What will each party bring to the table?
Everyone will bring a different strength. Atlantic will bring the same thing we bring to the table for any artist who signs to the roster - magnification of marketing efforts, expertise and understanding of how to read and react to the market, and knowledge of how to allocate budgets in certain areas so that general public are bumping into the track in their digital and real-life journeys.
It’s also about having some A&R finessing and making sure the world class A&Rs we have at our disposal are adding that finishing touch to records that are almost there but require that little bit of expertise. And we have great relationships across the board to help bring those records to certain areas.
What Solomon Adesiyan will bring as the founder of Trust It is, well, Solomon! We’re not only investing in the culture and Trust It as a company, but we’re investing in Solomon as someone we believe is a future exec of this industry. He’ll bring that cultural knowledge and understanding of what moves the culture forward.
How long has this scene been bubbling under the surface for?
It’s been under the radar for a little while. In previous roles I’ve been in, I’d always had access to a level of data that the average person in the industry wouldn’t have due to the companies I’d worked at. And there was always this tiny little heartbeat happening in Dublin. I’d look at a rapper’s monthly listeners on a platform like Spotify or Apple and Dublin was always there or thereabouts.
If a particular genre of music is being listened to in a particular city, that will always inspire people in that city to make that sound. So, if a sub-genre of rock is huge in Newcastle, for example, you can be damn sure there are kids in their bedrooms making that sub-genre of music.
So, I had this theory that even though we weren’t seeing or hearing it, there must be something bubbling in Dublin. I then went on a fact-finding mission to Ireland over the course of about a year, and once I’d peeled back the curtain it was clear there was a mad, frenzied scene happening in Dublin and the wider Republic of Ireland that was bubbling but hadn’t been discovered.
It was a really exciting time. And a breakthrough moment was Rusangano Family winning the Choice Music Prize, which is Ireland’s version of the Mercury Prize. That was the first time a hip-hop group had won it and the first time a homegrown rap act had won a mainstream award in Ireland.
But just like any new industry or genre of music, there was a lack of organisation, infrastructure, and platforms. There wasn’t that group of certified managers that could take things and magnify them to the rest of the industry. So when I got to Atlantic one of the first things I wanted to do was investigate Ireland.
How difficult has it been to sign and develop artists during the pandemic?

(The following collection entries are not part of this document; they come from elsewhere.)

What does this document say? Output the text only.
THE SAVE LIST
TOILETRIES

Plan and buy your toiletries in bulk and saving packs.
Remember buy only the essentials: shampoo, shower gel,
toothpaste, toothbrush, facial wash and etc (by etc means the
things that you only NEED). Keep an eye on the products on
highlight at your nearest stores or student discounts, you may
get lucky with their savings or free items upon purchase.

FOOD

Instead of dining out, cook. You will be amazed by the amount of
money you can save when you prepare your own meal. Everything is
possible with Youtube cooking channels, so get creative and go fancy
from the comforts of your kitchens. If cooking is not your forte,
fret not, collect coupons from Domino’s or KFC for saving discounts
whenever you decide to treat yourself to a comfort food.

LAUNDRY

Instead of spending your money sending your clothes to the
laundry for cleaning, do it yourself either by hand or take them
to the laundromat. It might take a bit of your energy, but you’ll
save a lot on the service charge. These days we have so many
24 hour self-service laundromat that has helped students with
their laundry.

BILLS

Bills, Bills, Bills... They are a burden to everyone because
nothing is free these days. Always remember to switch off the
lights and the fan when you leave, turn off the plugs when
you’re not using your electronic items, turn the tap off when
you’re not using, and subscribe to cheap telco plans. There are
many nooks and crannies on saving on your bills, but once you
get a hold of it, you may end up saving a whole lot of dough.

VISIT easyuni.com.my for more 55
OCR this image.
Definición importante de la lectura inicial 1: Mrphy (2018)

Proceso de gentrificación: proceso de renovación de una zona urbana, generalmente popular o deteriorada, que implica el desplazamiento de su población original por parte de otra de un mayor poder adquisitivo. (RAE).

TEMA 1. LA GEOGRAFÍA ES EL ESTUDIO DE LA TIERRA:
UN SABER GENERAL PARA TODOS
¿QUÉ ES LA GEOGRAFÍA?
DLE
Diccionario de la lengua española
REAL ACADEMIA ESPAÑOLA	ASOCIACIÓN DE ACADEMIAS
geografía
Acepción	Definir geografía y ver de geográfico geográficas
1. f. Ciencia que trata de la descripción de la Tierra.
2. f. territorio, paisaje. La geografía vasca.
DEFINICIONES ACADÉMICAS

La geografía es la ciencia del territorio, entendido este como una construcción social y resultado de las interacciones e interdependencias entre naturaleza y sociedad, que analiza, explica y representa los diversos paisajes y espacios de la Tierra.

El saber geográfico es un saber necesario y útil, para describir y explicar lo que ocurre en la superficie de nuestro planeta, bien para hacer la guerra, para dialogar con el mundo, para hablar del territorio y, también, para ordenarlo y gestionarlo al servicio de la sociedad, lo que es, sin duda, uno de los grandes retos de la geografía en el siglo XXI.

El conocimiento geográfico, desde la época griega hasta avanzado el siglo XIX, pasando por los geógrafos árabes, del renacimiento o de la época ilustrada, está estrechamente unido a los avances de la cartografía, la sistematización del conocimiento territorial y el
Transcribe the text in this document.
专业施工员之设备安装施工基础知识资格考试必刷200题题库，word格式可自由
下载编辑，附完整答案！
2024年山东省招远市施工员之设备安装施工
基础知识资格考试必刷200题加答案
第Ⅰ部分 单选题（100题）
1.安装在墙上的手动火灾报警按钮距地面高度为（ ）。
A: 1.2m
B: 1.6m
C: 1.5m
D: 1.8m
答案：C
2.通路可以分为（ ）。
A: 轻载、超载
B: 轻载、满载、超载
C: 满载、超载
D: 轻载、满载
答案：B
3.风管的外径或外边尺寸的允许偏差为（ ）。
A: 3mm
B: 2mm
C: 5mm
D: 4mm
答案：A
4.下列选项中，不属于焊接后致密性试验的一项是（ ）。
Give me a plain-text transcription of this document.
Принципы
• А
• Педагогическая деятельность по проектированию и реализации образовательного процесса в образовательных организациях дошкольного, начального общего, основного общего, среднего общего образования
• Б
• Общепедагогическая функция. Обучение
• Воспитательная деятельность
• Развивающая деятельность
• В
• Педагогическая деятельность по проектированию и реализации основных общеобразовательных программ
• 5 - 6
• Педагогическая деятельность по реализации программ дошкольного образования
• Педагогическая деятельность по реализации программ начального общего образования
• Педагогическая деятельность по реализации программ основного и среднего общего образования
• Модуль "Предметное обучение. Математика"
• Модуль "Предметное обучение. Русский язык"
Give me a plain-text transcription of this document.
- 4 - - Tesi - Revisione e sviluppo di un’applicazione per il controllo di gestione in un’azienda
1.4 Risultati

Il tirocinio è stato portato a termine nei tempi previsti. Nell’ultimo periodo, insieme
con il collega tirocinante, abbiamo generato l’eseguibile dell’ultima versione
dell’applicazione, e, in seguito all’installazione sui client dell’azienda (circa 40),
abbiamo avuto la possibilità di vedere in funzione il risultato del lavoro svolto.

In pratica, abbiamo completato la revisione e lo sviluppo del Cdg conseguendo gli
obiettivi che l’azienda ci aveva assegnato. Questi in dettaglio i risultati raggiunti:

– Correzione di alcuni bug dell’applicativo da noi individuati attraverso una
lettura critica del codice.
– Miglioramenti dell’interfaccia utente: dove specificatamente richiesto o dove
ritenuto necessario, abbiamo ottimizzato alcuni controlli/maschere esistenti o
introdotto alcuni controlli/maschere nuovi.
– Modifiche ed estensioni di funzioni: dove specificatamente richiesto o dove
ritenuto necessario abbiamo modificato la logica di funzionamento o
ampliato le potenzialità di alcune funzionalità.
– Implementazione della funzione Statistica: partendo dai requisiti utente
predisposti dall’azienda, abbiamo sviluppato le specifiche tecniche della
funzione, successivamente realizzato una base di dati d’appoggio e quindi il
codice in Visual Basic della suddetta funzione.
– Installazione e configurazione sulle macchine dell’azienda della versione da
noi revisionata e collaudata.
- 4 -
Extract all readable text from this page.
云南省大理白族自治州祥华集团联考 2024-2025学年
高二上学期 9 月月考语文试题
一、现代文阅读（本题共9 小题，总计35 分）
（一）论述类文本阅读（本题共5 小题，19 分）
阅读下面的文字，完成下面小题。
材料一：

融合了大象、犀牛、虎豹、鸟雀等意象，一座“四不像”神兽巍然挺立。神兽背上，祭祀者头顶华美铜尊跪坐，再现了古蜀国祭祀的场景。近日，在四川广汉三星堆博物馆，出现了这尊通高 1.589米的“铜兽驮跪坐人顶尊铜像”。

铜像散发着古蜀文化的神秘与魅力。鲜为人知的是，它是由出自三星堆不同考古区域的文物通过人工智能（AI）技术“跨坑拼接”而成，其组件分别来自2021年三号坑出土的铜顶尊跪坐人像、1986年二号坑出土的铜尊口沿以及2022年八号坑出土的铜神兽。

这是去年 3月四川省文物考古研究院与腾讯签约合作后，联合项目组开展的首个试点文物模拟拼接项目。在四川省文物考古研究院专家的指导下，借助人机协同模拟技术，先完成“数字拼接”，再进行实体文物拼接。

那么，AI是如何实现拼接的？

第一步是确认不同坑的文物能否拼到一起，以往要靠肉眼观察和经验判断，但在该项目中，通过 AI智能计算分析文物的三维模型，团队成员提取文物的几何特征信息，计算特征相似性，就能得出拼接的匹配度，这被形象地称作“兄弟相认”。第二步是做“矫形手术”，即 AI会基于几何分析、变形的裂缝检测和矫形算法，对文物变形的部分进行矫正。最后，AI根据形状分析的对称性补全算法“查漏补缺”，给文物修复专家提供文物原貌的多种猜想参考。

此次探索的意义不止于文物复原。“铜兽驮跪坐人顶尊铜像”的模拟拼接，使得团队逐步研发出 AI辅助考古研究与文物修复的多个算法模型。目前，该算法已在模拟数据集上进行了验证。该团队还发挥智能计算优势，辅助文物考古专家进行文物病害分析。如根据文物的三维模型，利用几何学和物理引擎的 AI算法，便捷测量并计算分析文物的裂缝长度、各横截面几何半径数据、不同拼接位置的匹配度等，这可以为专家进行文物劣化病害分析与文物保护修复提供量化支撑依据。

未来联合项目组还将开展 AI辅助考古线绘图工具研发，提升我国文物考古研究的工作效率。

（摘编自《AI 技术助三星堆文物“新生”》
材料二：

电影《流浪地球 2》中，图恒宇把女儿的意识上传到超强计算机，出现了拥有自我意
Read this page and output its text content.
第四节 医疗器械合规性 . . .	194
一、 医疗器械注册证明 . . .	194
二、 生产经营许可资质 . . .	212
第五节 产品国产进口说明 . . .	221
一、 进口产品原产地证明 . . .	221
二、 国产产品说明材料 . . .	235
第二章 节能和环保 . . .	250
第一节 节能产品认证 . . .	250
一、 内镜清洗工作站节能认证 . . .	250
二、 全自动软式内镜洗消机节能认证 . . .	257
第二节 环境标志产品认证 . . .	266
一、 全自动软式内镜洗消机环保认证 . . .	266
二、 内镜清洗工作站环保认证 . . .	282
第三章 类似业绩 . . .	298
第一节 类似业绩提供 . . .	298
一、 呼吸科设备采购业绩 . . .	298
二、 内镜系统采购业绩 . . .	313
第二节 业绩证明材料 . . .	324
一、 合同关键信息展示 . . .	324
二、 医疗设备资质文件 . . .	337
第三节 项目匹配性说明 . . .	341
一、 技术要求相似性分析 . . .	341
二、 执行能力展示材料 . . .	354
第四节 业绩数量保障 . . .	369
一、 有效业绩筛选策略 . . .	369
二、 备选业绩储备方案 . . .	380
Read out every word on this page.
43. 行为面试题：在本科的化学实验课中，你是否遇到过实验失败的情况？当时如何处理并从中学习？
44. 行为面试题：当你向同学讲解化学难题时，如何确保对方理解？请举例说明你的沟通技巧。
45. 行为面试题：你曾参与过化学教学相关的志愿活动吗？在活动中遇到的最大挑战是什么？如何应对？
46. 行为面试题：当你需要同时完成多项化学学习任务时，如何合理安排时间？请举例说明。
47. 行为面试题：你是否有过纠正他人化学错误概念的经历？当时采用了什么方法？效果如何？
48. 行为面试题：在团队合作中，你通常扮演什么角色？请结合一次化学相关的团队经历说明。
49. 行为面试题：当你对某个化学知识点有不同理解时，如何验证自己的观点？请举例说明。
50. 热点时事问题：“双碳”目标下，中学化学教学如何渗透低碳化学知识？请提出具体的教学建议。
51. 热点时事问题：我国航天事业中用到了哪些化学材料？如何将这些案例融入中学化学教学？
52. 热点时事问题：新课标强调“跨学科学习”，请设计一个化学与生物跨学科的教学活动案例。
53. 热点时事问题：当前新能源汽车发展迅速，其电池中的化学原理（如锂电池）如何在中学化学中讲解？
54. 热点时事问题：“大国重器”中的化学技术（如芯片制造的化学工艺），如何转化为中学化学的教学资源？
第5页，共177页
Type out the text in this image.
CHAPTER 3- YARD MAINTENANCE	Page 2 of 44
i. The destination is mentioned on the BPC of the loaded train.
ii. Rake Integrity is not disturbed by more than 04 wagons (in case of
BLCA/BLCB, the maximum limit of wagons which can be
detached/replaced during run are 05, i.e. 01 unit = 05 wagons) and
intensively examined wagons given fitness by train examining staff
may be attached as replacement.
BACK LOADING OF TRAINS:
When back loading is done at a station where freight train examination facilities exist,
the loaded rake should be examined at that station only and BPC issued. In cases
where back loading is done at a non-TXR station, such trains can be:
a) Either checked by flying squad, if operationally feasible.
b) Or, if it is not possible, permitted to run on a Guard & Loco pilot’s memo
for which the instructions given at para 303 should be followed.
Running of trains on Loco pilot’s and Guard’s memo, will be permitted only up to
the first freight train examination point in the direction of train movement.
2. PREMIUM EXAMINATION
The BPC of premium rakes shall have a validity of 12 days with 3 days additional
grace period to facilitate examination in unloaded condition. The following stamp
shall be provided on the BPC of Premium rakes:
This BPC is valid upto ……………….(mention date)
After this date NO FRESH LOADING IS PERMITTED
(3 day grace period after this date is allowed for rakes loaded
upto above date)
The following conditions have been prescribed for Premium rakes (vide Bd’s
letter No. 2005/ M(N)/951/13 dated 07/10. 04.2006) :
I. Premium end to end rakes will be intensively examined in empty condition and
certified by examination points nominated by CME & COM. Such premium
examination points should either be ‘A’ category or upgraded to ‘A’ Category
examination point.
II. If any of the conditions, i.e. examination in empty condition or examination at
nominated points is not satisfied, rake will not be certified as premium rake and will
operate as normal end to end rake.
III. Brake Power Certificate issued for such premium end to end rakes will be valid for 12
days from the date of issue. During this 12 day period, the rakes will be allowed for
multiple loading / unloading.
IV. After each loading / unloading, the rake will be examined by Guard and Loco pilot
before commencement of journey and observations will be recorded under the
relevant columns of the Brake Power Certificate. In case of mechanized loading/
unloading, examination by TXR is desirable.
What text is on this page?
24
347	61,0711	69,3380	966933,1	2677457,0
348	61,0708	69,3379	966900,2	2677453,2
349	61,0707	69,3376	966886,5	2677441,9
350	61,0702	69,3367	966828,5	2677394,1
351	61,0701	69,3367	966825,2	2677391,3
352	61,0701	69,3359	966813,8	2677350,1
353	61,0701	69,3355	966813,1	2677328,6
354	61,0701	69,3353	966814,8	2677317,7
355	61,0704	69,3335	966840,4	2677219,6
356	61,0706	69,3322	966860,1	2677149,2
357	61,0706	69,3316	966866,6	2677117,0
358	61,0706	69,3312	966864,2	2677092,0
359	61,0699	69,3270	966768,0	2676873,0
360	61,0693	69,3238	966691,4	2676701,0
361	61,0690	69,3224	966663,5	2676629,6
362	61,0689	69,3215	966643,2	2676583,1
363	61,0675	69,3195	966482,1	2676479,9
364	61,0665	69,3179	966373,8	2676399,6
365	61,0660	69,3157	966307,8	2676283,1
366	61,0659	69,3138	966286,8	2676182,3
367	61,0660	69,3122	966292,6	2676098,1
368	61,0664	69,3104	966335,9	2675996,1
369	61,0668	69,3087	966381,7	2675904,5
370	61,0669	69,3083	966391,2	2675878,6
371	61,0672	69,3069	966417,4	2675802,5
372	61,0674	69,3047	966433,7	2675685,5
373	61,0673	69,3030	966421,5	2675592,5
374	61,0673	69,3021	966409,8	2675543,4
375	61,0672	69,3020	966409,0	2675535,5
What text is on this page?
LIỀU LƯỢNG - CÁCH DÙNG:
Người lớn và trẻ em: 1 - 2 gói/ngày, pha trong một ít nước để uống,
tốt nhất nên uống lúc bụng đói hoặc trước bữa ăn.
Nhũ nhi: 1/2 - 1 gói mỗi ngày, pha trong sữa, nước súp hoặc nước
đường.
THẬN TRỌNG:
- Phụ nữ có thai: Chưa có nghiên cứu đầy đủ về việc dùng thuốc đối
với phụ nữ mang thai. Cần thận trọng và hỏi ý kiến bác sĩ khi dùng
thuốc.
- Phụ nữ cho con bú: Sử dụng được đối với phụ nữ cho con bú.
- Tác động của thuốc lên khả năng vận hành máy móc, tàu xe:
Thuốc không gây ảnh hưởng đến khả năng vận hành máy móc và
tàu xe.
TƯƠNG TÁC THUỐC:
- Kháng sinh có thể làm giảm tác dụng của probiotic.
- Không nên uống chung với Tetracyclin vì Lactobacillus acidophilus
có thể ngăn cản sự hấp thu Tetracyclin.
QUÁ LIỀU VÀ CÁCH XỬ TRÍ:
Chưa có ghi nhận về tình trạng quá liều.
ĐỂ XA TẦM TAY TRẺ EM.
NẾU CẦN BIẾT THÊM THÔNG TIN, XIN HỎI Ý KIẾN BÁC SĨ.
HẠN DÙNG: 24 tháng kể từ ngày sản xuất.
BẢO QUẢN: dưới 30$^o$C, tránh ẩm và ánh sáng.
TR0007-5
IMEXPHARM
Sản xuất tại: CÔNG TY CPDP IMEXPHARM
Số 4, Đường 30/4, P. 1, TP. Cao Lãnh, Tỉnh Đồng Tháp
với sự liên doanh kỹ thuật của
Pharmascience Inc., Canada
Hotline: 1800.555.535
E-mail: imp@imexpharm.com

Nothing beats the meeting someone in the flesh and nothing beats the ability to see someone live. But we’ve been quite lucky that parts of the music industry have been able to carry on during the pandemic. We’ve been able to shoot music videos, go to studios at certain times, and that has allowed us to stay flexible in meeting artists and making judgment calls on who we want to sign.
The whole team has been working like mad to make sure there is a strategy in place to sign world class artists during the pandemic, and that’s been shown. We were able to sign Tion Wayne, who had one of the biggest black music moments - you could argue one of the biggest pop moments - of 2021.
We were able to sign Darkoo, a huge new talent, the number one selling afrobeats artist of last year. We’ve been able to get deals done with world class talent, so from a new signings point of view we’ve had to adapt, and the music industry has always adapted. Once those artists have been signed it’s about being innovative, being creative and looking for opportunities amongst the chaos.